[Motocamping] Gear ...

  • UL = Ultralight?

    Ultralight heißt leider oft auch wenig robust. Auf die letzten 1000 g kommt es auf dem Moped nicht unbedingt an. Auf dem Fahrrad wäre das was anderes.

    Nicht immer...zumindest bedeutet halbes Gewicht idR nicht halbe Robustheit, nur 4-facher Preis.

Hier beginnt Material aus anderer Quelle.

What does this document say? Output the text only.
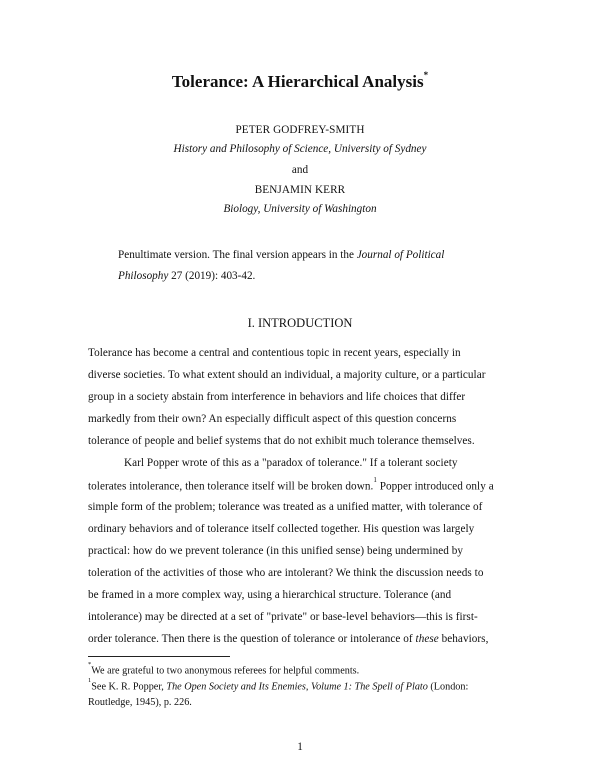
Tolerance: A Hierarchical Analysis*
PETER GODFREY-SMITH
History and Philosophy of Science, University of Sydney
and
BENJAMIN KERR
Biology, University of Washington
Penultimate version. The final version appears in the Journal of Political
Philosophy 27 (2019): 403-42.
I. INTRODUCTION
Tolerance has become a central and contentious topic in recent years, especially in
diverse societies. To what extent should an individual, a majority culture, or a particular
group in a society abstain from interference in behaviors and life choices that differ
markedly from their own? An especially difficult aspect of this question concerns
tolerance of people and belief systems that do not exhibit much tolerance themselves.
Karl Popper wrote of this as a "paradox of tolerance." If a tolerant society
tolerates intolerance, then tolerance itself will be broken down.$^1$ Popper introduced only a
simple form of the problem; tolerance was treated as a unified matter, with tolerance of
ordinary behaviors and of tolerance itself collected together. His question was largely
practical: how do we prevent tolerance (in this unified sense) being undermined by
toleration of the activities of those who are intolerant? We think the discussion needs to
be framed in a more complex way, using a hierarchical structure. Tolerance (and
intolerance) may be directed at a set of "private" or base-level behaviors—this is first-
order tolerance. Then there is the question of tolerance or intolerance of these behaviors,
*We are grateful to two anonymous referees for helpful comments.
$^1$See K. R. Popper, The Open Society and Its Enemies, Volume 1: The Spell of Plato (London:
Routledge, 1945), p. 226.
1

    Aufs Gewicht kommts tatsächlich auf dem Motorrad nicht soooo arg an, aber gerade Offroad ist es schon sehr von Vorteil wenn man das Ausmaß, sprich das Volumen des Gepäcks möglichst kompakt und zentral halten kann


    Würde ich wieder auf Zelt umsteigen wäre es wohl das Big Agnes fly creek HV ul2.

    Das hat nur einen Einstieg und somit nur 1 Apsis und das spart Gewicht und Volumen.

    Achtung, Warnung vor Ironie und Sarkasmus. Jedem steht es frei sich angesprochen zu fühlen oder nicht.

  • Big Agnes Tigerwall 2 UL Bikepack

    Innenzelt ist nicht ohne Heringe aufbaubar, auf der Fussseite wurde bei dem der Y-Bogen eingespart...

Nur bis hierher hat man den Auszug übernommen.